Rutten grimace de colère et de haine.

— Or, sachant que ces deux hommes vous épiaient, je me suis douté que Benjamin serait informé de votre départ précipité pour Montréal, et qu’il prendrait aussitôt des mesures pour faire mettre le modèle du Chasse-Torpille en lieu sûr.

— Ma chère Miss Jane, sourit le capitaine, votre perspicacité est admirable.

Et il pensa ceci :

— Tu t’es fait prendre au jeu de l’amour, je t’en avais prévenue !… Gare à toi, tu ne m’échapperas pas !

Et tout haut il répéta :

— Oui, ma chère Miss Jane, j’admire votre perspicacité.

— Merci, mon cher capitaine, se mit à rire la jeune fille. Ah ça ! ajouta-t-elle aussitôt en reprenant son sérieux, j’oublie que vous arrivez de voyage et que vous devez être morfondu… Voulez-vous accepter un petit verre et manger quelque chose ?

— Je ne vous refuse pas, vous me faites vraiment plaisir.

— Venez donc, dit la jeune fille en se dirigeant vers la porte du salon.

— Au moins, je ne trouble pas vos amours ?

— Pas le moins du monde. D’autant moins que ces amours, dont vous êtes tant jaloux, vont bientôt avoir leur dénouement.

— Par le mariage ? ricana Rutten.

— Non… par une condamnation à mort, peut-être ! répliqua Miss Jane avec un accent funèbre.

Rutten frissonna malgré lui et, silencieux, suivit Miss Jane au salon.

Arrivé sur le seuil de la porte il s’arrêta net. Ses yeux venaient de tomber sur Pierre Lebon.

— Voilà le condamné ! fit Miss Jane avec un sourire de cruelle ironie.
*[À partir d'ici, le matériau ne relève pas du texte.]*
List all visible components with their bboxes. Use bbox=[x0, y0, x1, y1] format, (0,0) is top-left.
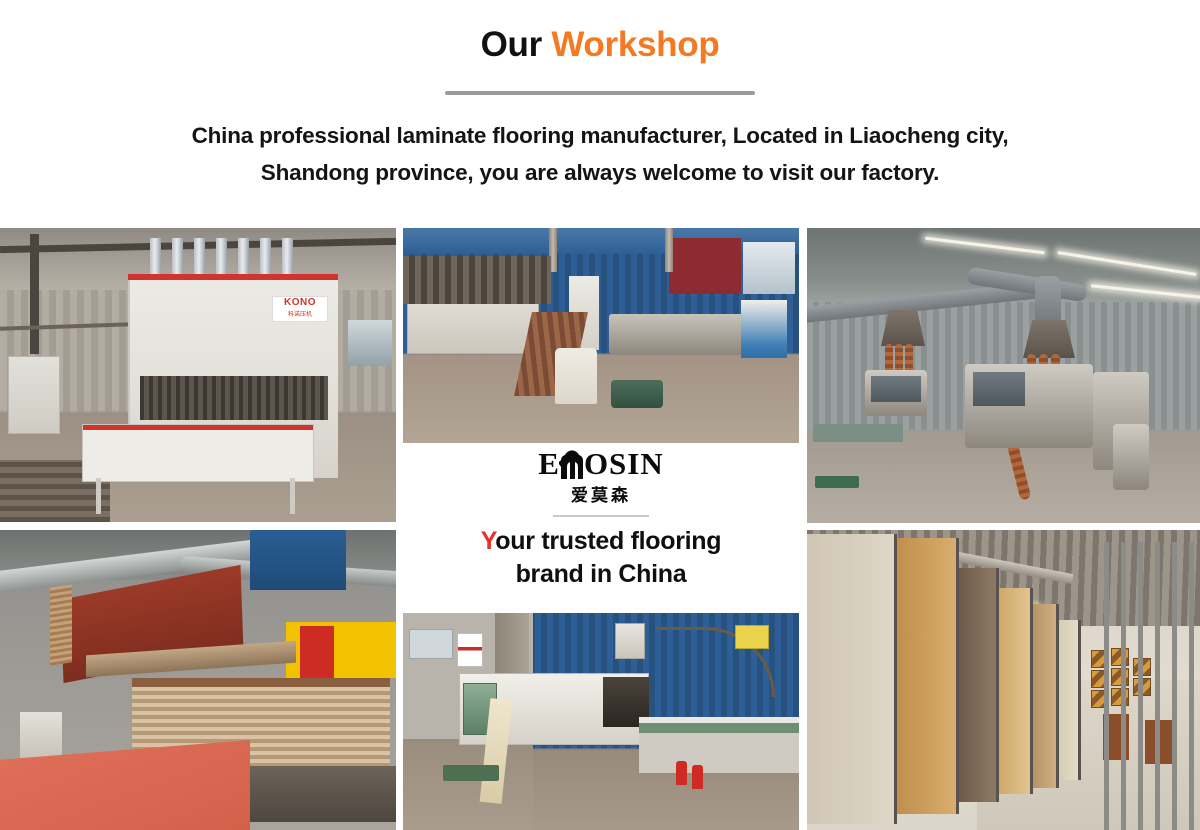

Rutten darda un regard clair dans les yeux ardents de la jeune fille et parut y lire sa pensée.

— Je vous comprends ! dit-il seulement.

— Ah ! vous comprenez, reprit froidement Miss Jane, que j’ai mis en œuvre l’idée que vous m’aviez donnée au sujet de l’assassinat de Kuppmein ?

— Oui, c’est ce que je comprends.

— Eh bien ! comprenez aussi que je vous venge, vous et moi, de William Benjamin !

— Cette fois, je ne vous comprends plus ! fit Rutten avec étonnement.

À cet instant Miss Jane emplissait deux coupes d’une certaine liqueur, et sur ses lèvres, voltigeait un sourire énigmatique.

Une fois les coupes emplies, la jeune fille releva son regard sur le capitaine et demanda :

— Mes paroles vous surprennent ?

— C’est vrai.

— Vous ne saisissez pas comment je nous venge de Benjamin en frappant ce garçon ?

— J’avoue que je ne saisis pas.

— Eh bien ! tant pis, vous comprendrez plus tard ! En attendant je bois à votre santé. Approchez…

Après que les coupes furent vidées la jeune fille demanda encore :

— Voulez-vous que nous causions de nos affaires ?

— Je suis venu pour cela.

— Venez au fumoir, nous y serons tout à notre aise.

— Je vous suis.

L’instant d’après, Rutten et Miss Jane, l’un fumant un cigare, l’autre une cigarette, reprenaient la conversation.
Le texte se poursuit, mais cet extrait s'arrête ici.